Preoperative Preparation:
Optimizing nutritional status, controlling comorbidities (diabetes, hypertension), and smoking cessation are essential
Preoperative antibiotics are standard
Bowel preparation may be required depending on the surgical approach
Markings for flap harvest if indicated
Consultations with nutritionists, anesthesiologists, and potentially stoma nurses.
Postoperative Care:
Close monitoring for recurrence, infection, wound complications, and flap viability
Pain management
Early mobilization
Wound care and drain management
Nutritional support
Gradual return to diet
Stool softeners to prevent straining
Monitoring of bowel and bladder function
Long-term follow-up is essential.
Complications
Early Complications:
Wound infection, dehiscence, seroma, hematoma
Flap necrosis or failure
Urinary tract infections
Deep vein thrombosis and pulmonary embolism
Rectal or vaginal injury
Persistent perineal pain.
Late Complications:
Hernia recurrence is a significant concern, particularly with large defects or mesh complications
Chronic pain syndromes
Fistula formation (recto-perineal or vesico-perineal)
Chronic wound issues
Difficulty with sexual function
Bowel function abnormalities.
Prevention Strategies:
Meticulous surgical technique, including secure closure of fascial defects and adequate flap coverage
Use of appropriate mesh material (e.g., non-absorbable synthetic for tension-free repair, biological mesh for contaminated fields or thin tissues)
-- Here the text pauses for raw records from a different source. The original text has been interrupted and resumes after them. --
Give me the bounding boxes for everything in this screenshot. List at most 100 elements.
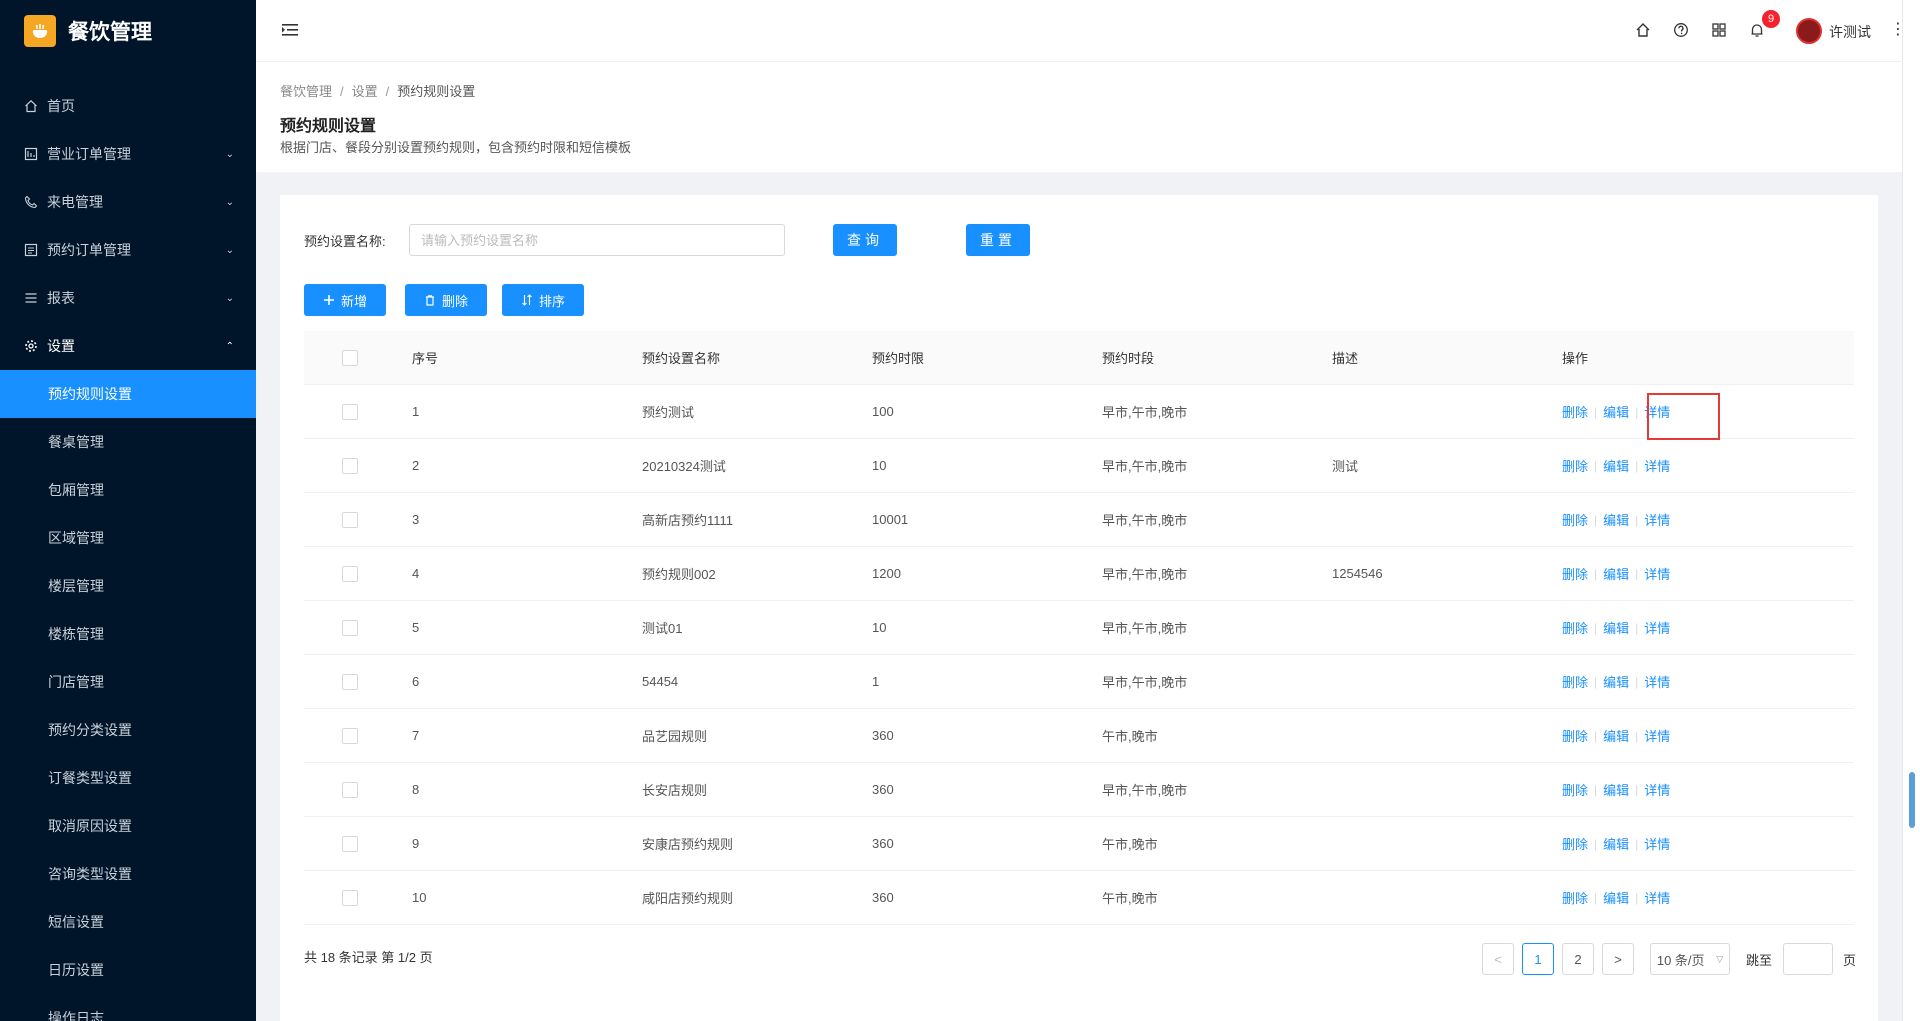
page-button-2[interactable]: 2 bbox=[1562, 943, 1594, 975]
username[interactable]: 许测试 bbox=[1829, 22, 1871, 42]
page-scrollbar[interactable] bbox=[1902, 0, 1920, 1021]
next-page-button[interactable]: > bbox=[1602, 943, 1634, 975]
edit-link[interactable]: 编辑 bbox=[1603, 888, 1629, 907]
sidebar-item[interactable]: 预约订单管理 ⌄ bbox=[0, 226, 256, 274]
edit-link[interactable]: 编辑 bbox=[1603, 780, 1629, 799]
submenu-item[interactable]: 操作日志 bbox=[0, 994, 256, 1021]
apps-icon[interactable] bbox=[1710, 21, 1728, 39]
delete-link[interactable]: 删除 bbox=[1562, 888, 1588, 907]
submenu-item[interactable]: 餐桌管理 bbox=[0, 418, 256, 466]
edit-link[interactable]: 编辑 bbox=[1603, 834, 1629, 853]
row-checkbox[interactable] bbox=[342, 835, 358, 852]
submenu-item[interactable]: 包厢管理 bbox=[0, 466, 256, 514]
delete-link[interactable]: 删除 bbox=[1562, 618, 1588, 637]
row-checkbox[interactable] bbox=[342, 511, 358, 528]
rule-period: 早市,午市,晚市 bbox=[1102, 513, 1188, 528]
submenu-item[interactable]: 预约分类设置 bbox=[0, 706, 256, 754]
row-actions: 删除 | 编辑 | 详情 bbox=[1562, 888, 1670, 907]
submenu-item[interactable]: 楼栋管理 bbox=[0, 610, 256, 658]
page-button-1[interactable]: 1 bbox=[1522, 943, 1554, 975]
sidebar-item[interactable]: 来电管理 ⌄ bbox=[0, 178, 256, 226]
delete-link[interactable]: 删除 bbox=[1562, 510, 1588, 529]
row-index: 8 bbox=[412, 782, 420, 797]
chevron-down-icon: ⌄ bbox=[225, 148, 234, 160]
page-size-value: 10 条/页 bbox=[1656, 952, 1705, 968]
submenu-item-label: 短信设置 bbox=[48, 914, 104, 930]
submenu-item[interactable]: 门店管理 bbox=[0, 658, 256, 706]
sidebar-item[interactable]: 设置 ⌃ bbox=[0, 322, 256, 370]
submenu-item[interactable]: 咨询类型设置 bbox=[0, 850, 256, 898]
row-checkbox[interactable] bbox=[342, 889, 358, 906]
submenu-item[interactable]: 区域管理 bbox=[0, 514, 256, 562]
details-link[interactable]: 详情 bbox=[1644, 564, 1670, 583]
row-checkbox[interactable] bbox=[342, 673, 358, 690]
breadcrumb-item[interactable]: 餐饮管理 bbox=[280, 84, 332, 99]
edit-link[interactable]: 编辑 bbox=[1603, 402, 1629, 421]
query-button[interactable]: 查询 bbox=[833, 224, 897, 256]
sidebar-item[interactable]: 首页 bbox=[0, 82, 256, 130]
submenu-item-label: 包厢管理 bbox=[48, 482, 104, 498]
chevron-down-icon: ⌄ bbox=[225, 292, 234, 304]
edit-link[interactable]: 编辑 bbox=[1603, 564, 1629, 583]
edit-link[interactable]: 编辑 bbox=[1603, 726, 1629, 745]
sidebar-item[interactable]: 营业订单管理 ⌄ bbox=[0, 130, 256, 178]
row-checkbox[interactable] bbox=[342, 403, 358, 420]
user-avatar[interactable] bbox=[1796, 18, 1822, 44]
search-input[interactable] bbox=[409, 224, 785, 256]
sort-button[interactable]: 排序 bbox=[502, 284, 584, 316]
details-link[interactable]: 详情 bbox=[1644, 834, 1670, 853]
edit-link[interactable]: 编辑 bbox=[1603, 672, 1629, 691]
page-header: 餐饮管理 / 设置 / 预约规则设置 预约规则设置 根据门店、餐段分别设置预约规则，包含… bbox=[256, 62, 1902, 172]
prev-page-button[interactable]: < bbox=[1482, 943, 1514, 975]
row-checkbox[interactable] bbox=[342, 457, 358, 474]
reset-button[interactable]: 重置 bbox=[966, 224, 1030, 256]
edit-link[interactable]: 编辑 bbox=[1603, 618, 1629, 637]
sidebar: 餐饮管理 首页 营业订单管理 ⌄ 来电管理 ⌄ 预约订单管理 ⌄ 报表 ⌄ 设置 ⌃ 预约规则设置 餐桌… bbox=[0, 0, 256, 1021]
delete-link[interactable]: 删除 bbox=[1562, 834, 1588, 853]
scrollbar-thumb[interactable] bbox=[1909, 772, 1915, 828]
action-separator: | bbox=[1635, 458, 1639, 473]
add-button[interactable]: 新增 bbox=[304, 284, 386, 316]
details-link[interactable]: 详情 bbox=[1644, 888, 1670, 907]
menu-fold-icon[interactable] bbox=[280, 20, 300, 40]
submenu-item[interactable]: 楼层管理 bbox=[0, 562, 256, 610]
details-link[interactable]: 详情 bbox=[1644, 618, 1670, 637]
details-link[interactable]: 详情 bbox=[1644, 672, 1670, 691]
submenu-item[interactable]: 短信设置 bbox=[0, 898, 256, 946]
row-checkbox[interactable] bbox=[342, 565, 358, 582]
delete-link[interactable]: 删除 bbox=[1562, 402, 1588, 421]
details-link[interactable]: 详情 bbox=[1644, 726, 1670, 745]
app-logo[interactable]: 餐饮管理 bbox=[0, 0, 256, 62]
delete-link[interactable]: 删除 bbox=[1562, 726, 1588, 745]
table-row: 8 长安店规则 360 早市,午市,晚市 删除 | 编辑 | 详情 bbox=[304, 763, 1854, 817]
row-checkbox[interactable] bbox=[342, 781, 358, 798]
action-separator: | bbox=[1635, 404, 1639, 419]
select-all-checkbox[interactable] bbox=[342, 349, 358, 366]
table-row: 9 安康店预约规则 360 午市,晚市 删除 | 编辑 | 详情 bbox=[304, 817, 1854, 871]
breadcrumb-item[interactable]: 设置 bbox=[352, 84, 378, 99]
sort-button-label: 排序 bbox=[538, 293, 565, 309]
submenu-item[interactable]: 订餐类型设置 bbox=[0, 754, 256, 802]
rule-period: 早市,午市,晚市 bbox=[1102, 783, 1188, 798]
page-size-select[interactable]: 10 条/页 ▽ bbox=[1650, 943, 1730, 975]
jump-page-input[interactable] bbox=[1783, 943, 1833, 975]
details-link[interactable]: 详情 bbox=[1644, 510, 1670, 529]
delete-button[interactable]: 删除 bbox=[405, 284, 487, 316]
delete-link[interactable]: 删除 bbox=[1562, 672, 1588, 691]
submenu-item[interactable]: 预约规则设置 bbox=[0, 370, 256, 418]
details-link[interactable]: 详情 bbox=[1644, 456, 1670, 475]
details-link[interactable]: 详情 bbox=[1644, 780, 1670, 799]
delete-link[interactable]: 删除 bbox=[1562, 564, 1588, 583]
sidebar-item-label: 报表 bbox=[47, 290, 75, 306]
submenu-item[interactable]: 日历设置 bbox=[0, 946, 256, 994]
row-checkbox[interactable] bbox=[342, 619, 358, 636]
home-icon[interactable] bbox=[1634, 21, 1652, 39]
edit-link[interactable]: 编辑 bbox=[1603, 456, 1629, 475]
row-checkbox[interactable] bbox=[342, 727, 358, 744]
submenu-item[interactable]: 取消原因设置 bbox=[0, 802, 256, 850]
delete-link[interactable]: 删除 bbox=[1562, 780, 1588, 799]
edit-link[interactable]: 编辑 bbox=[1603, 510, 1629, 529]
sidebar-item[interactable]: 报表 ⌄ bbox=[0, 274, 256, 322]
delete-link[interactable]: 删除 bbox=[1562, 456, 1588, 475]
help-icon[interactable] bbox=[1672, 21, 1690, 39]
Preoperative optimization of patient factors
Careful handling of tissues
Adequate postoperative care and patient education.
Prognosis
Factors Affecting Prognosis:
The success of repair depends on the size and complexity of the defect, the patient's overall health, the presence of comorbidities, previous radiation exposure, and the surgical technique employed
Recurrence rates can be high in complex cases.
Outcomes:
Successful repair leads to relief of symptoms, restoration of perineal contour, and prevention of complications
However, recurrence remains a possibility
Long-term functional outcomes related to bowel and bladder control can be variable.
Follow Up:
Regular follow-up appointments are crucial to monitor for recurrence, wound healing, and functional status
This typically involves physical examinations and may include imaging at intervals of 3-6 months initially, then annually for several years
Patient education on recognizing signs of recurrence is vital.
Key Points
Exam Focus:
Understand the pathophysiology of perineal hernia post-exenteration
Recognize the high-risk factors
Differentiate surgical techniques for repair, including mesh use and flap reconstruction
Be aware of common early and late complications, with a focus on recurrence.
Clinical Pearls:
Preoperative optimization is paramount
Multidisciplinary approach involving colorectal, gynecological, and plastic surgeons is often necessary
When using mesh, consider biological options in contaminated fields or cases with thin, irradiated tissue
Flap reconstruction offers robust reinforcement and coverage
Patience and meticulous technique are key to minimizing recurrence.
Common Mistakes:
Underestimating the complexity of the defect and surrounding tissue
Inadequate fascial closure or reinforcement
Poor flap design or inset
Insufficient postoperative care and patient follow-up
Failure to consider the impact of prior radiation therapy on tissue healing.